Kuomar Fitzgerald
March 4th 2019
Eric Drown
ENG 123
Final
Jack MacFarland came into Rose’s life at the right time, especially with all the stuff that Rose was dealing with at the time. Rose liked how hard and how invested Jack was into his work. MacFarland was important to Rose’s success because he made Rose more invested into his school work and got him into college. Coates did not learn as much from the classroom as Rose did. Most of the knowledge Coates received was from outside the classroom and in the books he read. If it wasn’t for MacFarland, Rose would have never gone to college because he had not even thought of the idea of higher education. Coates had similar figures in his life when he read books about powerful black figures in the community. Malcolm X was a huge role model to him in his life because he admired how real Malcolm X was with society. Rose and Coates received different mentorships in life but ended up at the same end goal, which was being successful. The mentorship that Rose received was mainly from his teacher MacFarland, learning the ways to get your work done and enjoy the work you do. For Coates the mentorship that he received was from multiple people but mainly from the books he read and to be more specific from most of the books he read about Malcolm X.
Our social identities shape our personal identities, our minds, our relationships, our lives, our life paths, our prospects, our sense of America and the American Dream in many ways. The reason why these identities shape our lives is because, as Kwame Anthony Appiah explains, society cannot function without categorizing everything. Therefore, the way you present yourself to the world helps decides your life path. For example, when Rose was going to school, he used to goof around and not take school seriously, never thinking about a higher education after he graduated high school. Until one day, he decided to change his life around and take school seriously by taking pride in the work he did. The day Rose decided to step it up in the classroom and change the way he was perceived as a person to society was a turning point that lead Rose to a successful life. Coates would say that Rose could be perceived that way because he is white and won’t have to really face the challenges black people face.
Being black in America can be overwhelming because of the amount of danger you have to worry about. When Coates explains the fear of his life at the 7-11 it was easy for me to understand. The boy in the ski jacket at the 7-11 wanted to state the power he had by pulling out the gun and showing how easily he could have taken Coates life. The reason the boy pulls the gun is because he too fears life just as much as Coates does, but his way of expressing this and feeling secure was by pulling out that gun and showing his power. Coates explains how he was so shocked from what happen that he didn’t tell anyone what happen and just try to process what happened to him all that day. The differences that Coates describes between the experiences of the little white boys and his owns is that they live in a different type of environment, where in their world the only worry they have is not getting poison oak on them. Coates must worry about the destruction of his body that other can inflict on him. When Coates says, “Comparing these dispatches with the facts of my country was a galaxy and this galaxy stretched from the pandemonium of west Baltimore to the happy hunting grounds of Mr. Belvedere. I was obsessed over the distance between that other sector of space and my own” (20). Coates calls this the American Galaxy because how different his life is from other people around the country; preferably white people. Rose is a great example of this because he grew up in a similar environment as Coates but never faced the same problems as Coates. Rose even explains how, “There were gang members who sauntered up from Hoover Avenue, three blocks to the east and occasionally I would get shoved around, but they had little interest in me either as member or victim. I was a skinny, bespectacled kid and had neither the coloring nor the style of dress or carriage that mark me as a rival” (21).

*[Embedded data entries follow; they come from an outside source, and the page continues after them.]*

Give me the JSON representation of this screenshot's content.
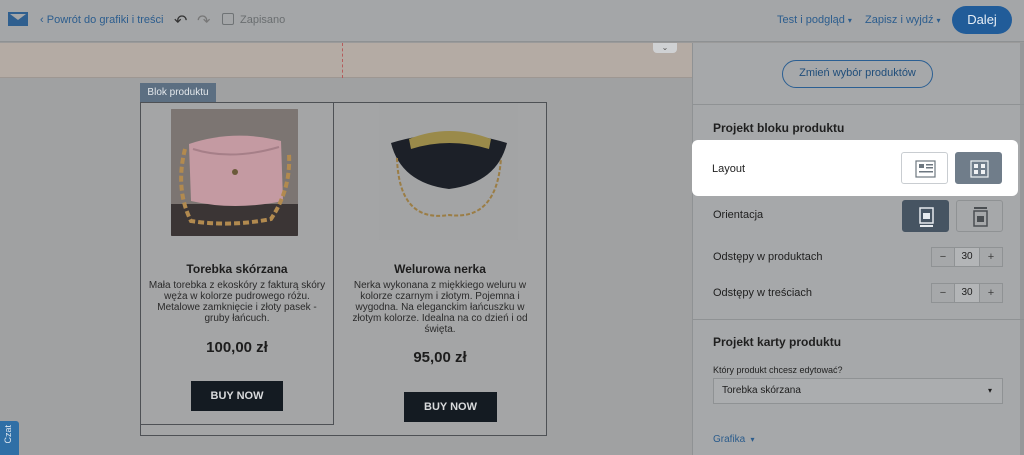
{
  "topbar": {
    "back_label": "Powrót do grafiki i treści",
    "save_status": "Zapisano",
    "test_label": "Test i podgląd",
    "save_exit_label": "Zapisz i wyjdź",
    "next_label": "Dalej"
  },
  "canvas": {
    "block_tab": "Blok produktu",
    "products": [
      {
        "name": "Torebka skórzana",
        "description": "Mała torebka z ekoskóry z fakturą skóry węża w kolorze pudrowego różu. Metalowe zamknięcie i złoty pasek - gruby łańcuch.",
        "price": "100,00 zł",
        "button": "BUY NOW"
      },
      {
        "name": "Welurowa nerka",
        "description": "Nerka wykonana z miękkiego weluru w kolorze czarnym i złotym. Pojemna i wygodna. Na eleganckim łańcuszku w złotym kolorze. Idealna na co dzień i od święta.",
        "price": "95,00 zł",
        "button": "BUY NOW"
      }
    ],
    "chat_label": "Czat"
  },
  "panel": {
    "change_products": "Zmień wybór produktów",
    "block_design_title": "Projekt bloku produktu",
    "layout_label": "Layout",
    "orientation_label": "Orientacja",
    "product_spacing_label": "Odstępy w produktach",
    "product_spacing_value": "30",
    "content_spacing_label": "Odstępy w treściach",
    "content_spacing_value": "30",
    "card_design_title": "Projekt karty produktu",
    "edit_question": "Który produkt chcesz edytować?",
    "selected_product": "Torebka skórzana",
    "grafika_label": "Grafika"
  },
  "colors": {
    "accent": "#215c99",
    "highlight": "#ffffff",
    "button_dark": "#141b22"
  }
}
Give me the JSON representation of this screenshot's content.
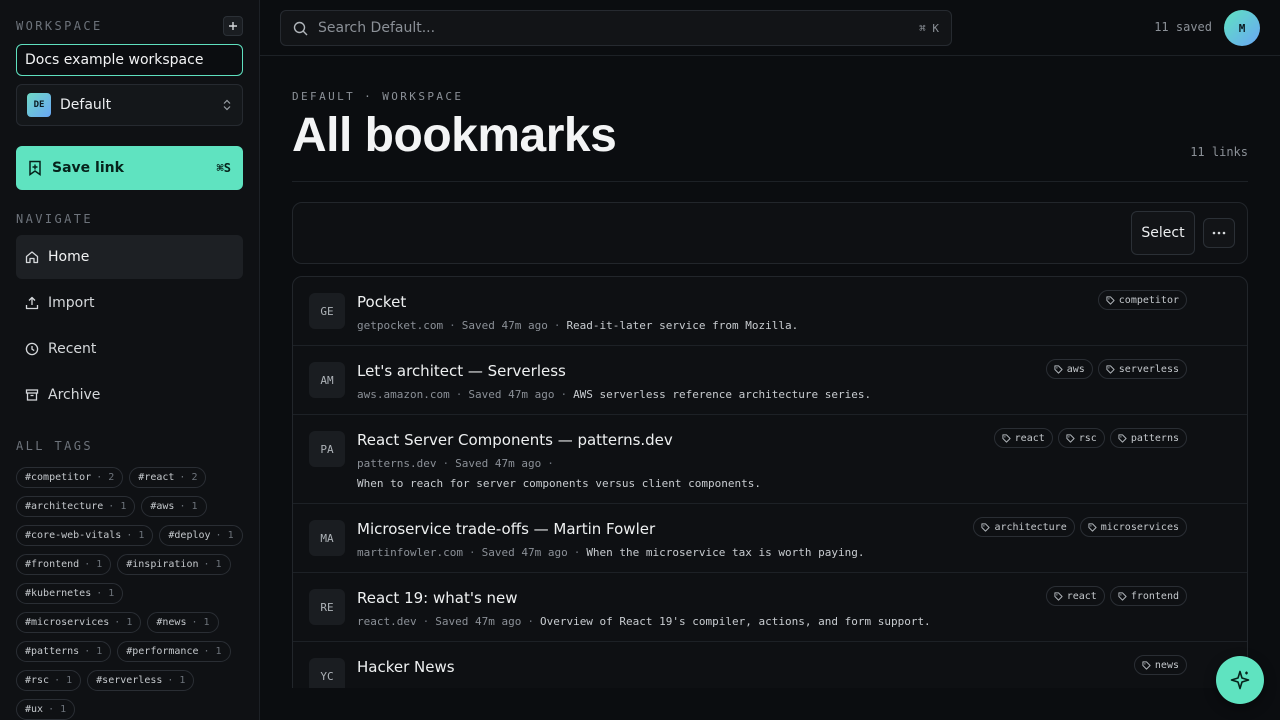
{
  "sidebar": {
    "workspace_label": "WORKSPACE",
    "add_icon": "plus-icon",
    "workspace_input": "Docs example workspace",
    "selected_workspace": {
      "initials": "DE",
      "name": "Default"
    },
    "save_button": {
      "label": "Save link",
      "shortcut": "⌘S"
    },
    "navigate_label": "NAVIGATE",
    "nav": [
      {
        "label": "Home",
        "icon": "home-icon",
        "active": true
      },
      {
        "label": "Import",
        "icon": "upload-icon"
      },
      {
        "label": "Recent",
        "icon": "clock-icon"
      },
      {
        "label": "Archive",
        "icon": "archive-icon"
      }
    ],
    "tags_label": "ALL TAGS",
    "tags": [
      {
        "name": "#competitor",
        "count": "· 2"
      },
      {
        "name": "#react",
        "count": "· 2"
      },
      {
        "name": "#architecture",
        "count": "· 1"
      },
      {
        "name": "#aws",
        "count": "· 1"
      },
      {
        "name": "#core-web-vitals",
        "count": "· 1"
      },
      {
        "name": "#deploy",
        "count": "· 1"
      },
      {
        "name": "#frontend",
        "count": "· 1"
      },
      {
        "name": "#inspiration",
        "count": "· 1"
      },
      {
        "name": "#kubernetes",
        "count": "· 1"
      },
      {
        "name": "#microservices",
        "count": "· 1"
      },
      {
        "name": "#news",
        "count": "· 1"
      },
      {
        "name": "#patterns",
        "count": "· 1"
      },
      {
        "name": "#performance",
        "count": "· 1"
      },
      {
        "name": "#rsc",
        "count": "· 1"
      },
      {
        "name": "#serverless",
        "count": "· 1"
      },
      {
        "name": "#ux",
        "count": "· 1"
      }
    ]
  },
  "topbar": {
    "search_placeholder": "Search Default...",
    "search_shortcut": "⌘ K",
    "saved_count": "11 saved",
    "avatar_initial": "M"
  },
  "main": {
    "crumb": "DEFAULT · WORKSPACE",
    "title": "All bookmarks",
    "links_count": "11 links",
    "select_label": "Select",
    "more_label": "···"
  },
  "bookmarks": [
    {
      "fav": "GE",
      "title": "Pocket",
      "domain": "getpocket.com",
      "saved": "Saved 47m ago",
      "desc": "Read-it-later service from Mozilla.",
      "tags": [
        "competitor"
      ]
    },
    {
      "fav": "AM",
      "title": "Let's architect — Serverless",
      "domain": "aws.amazon.com",
      "saved": "Saved 47m ago",
      "desc": "AWS serverless reference architecture series.",
      "tags": [
        "aws",
        "serverless"
      ]
    },
    {
      "fav": "PA",
      "title": "React Server Components — patterns.dev",
      "domain": "patterns.dev",
      "saved": "Saved 47m ago",
      "desc": "When to reach for server components versus client components.",
      "tags": [
        "react",
        "rsc",
        "patterns"
      ],
      "wrap": true
    },
    {
      "fav": "MA",
      "title": "Microservice trade-offs — Martin Fowler",
      "domain": "martinfowler.com",
      "saved": "Saved 47m ago",
      "desc": "When the microservice tax is worth paying.",
      "tags": [
        "architecture",
        "microservices"
      ]
    },
    {
      "fav": "RE",
      "title": "React 19: what's new",
      "domain": "react.dev",
      "saved": "Saved 47m ago",
      "desc": "Overview of React 19's compiler, actions, and form support.",
      "tags": [
        "react",
        "frontend"
      ]
    },
    {
      "fav": "YC",
      "title": "Hacker News",
      "domain": "",
      "saved": "",
      "desc": "",
      "tags": [
        "news"
      ]
    }
  ],
  "fab_icon": "sparkle-icon",
  "colors": {
    "accent": "#5fe3c0",
    "background": "#0b0d10",
    "sidebar": "#0f1114"
  }
}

Rose use to read a lot of sci-fi books when he was younger, then he stopped for a while because he had become a mediocre student. If it wasn’t for his teacher MacFarland, Rose would have never reconnected his passion for books. One thing that Coates and Rose shared was the passion they felt for the books they read. Coates use to always read books and the main reason why was because whenever he looked for an answer to a question, he didn’t understand he would ask his parent for the answer. They would always refer him to a book to find the answer his self. Another influence on his reading career was his uncle he would always give him interesting books to read because he knew how much Coates was interested into reading. For Coates writing skill I believed they came from his grandmother because whenever Coates would get in trouble in school, she would have he sit down and write about why he felt the need to get in trouble. She did this to Coates not to discipline him but to challenge his feelings and how he can express then in writing. For Rose his writing skill became from his teacher MacFarland. Since he admired his teacher so much, he took an interest in what he taught. Which was the being to Rose writing career.
Works Cited
Coates, Ta- Nashesi. Excerpt from Between the World and Me. Spigel & Grau, 2015.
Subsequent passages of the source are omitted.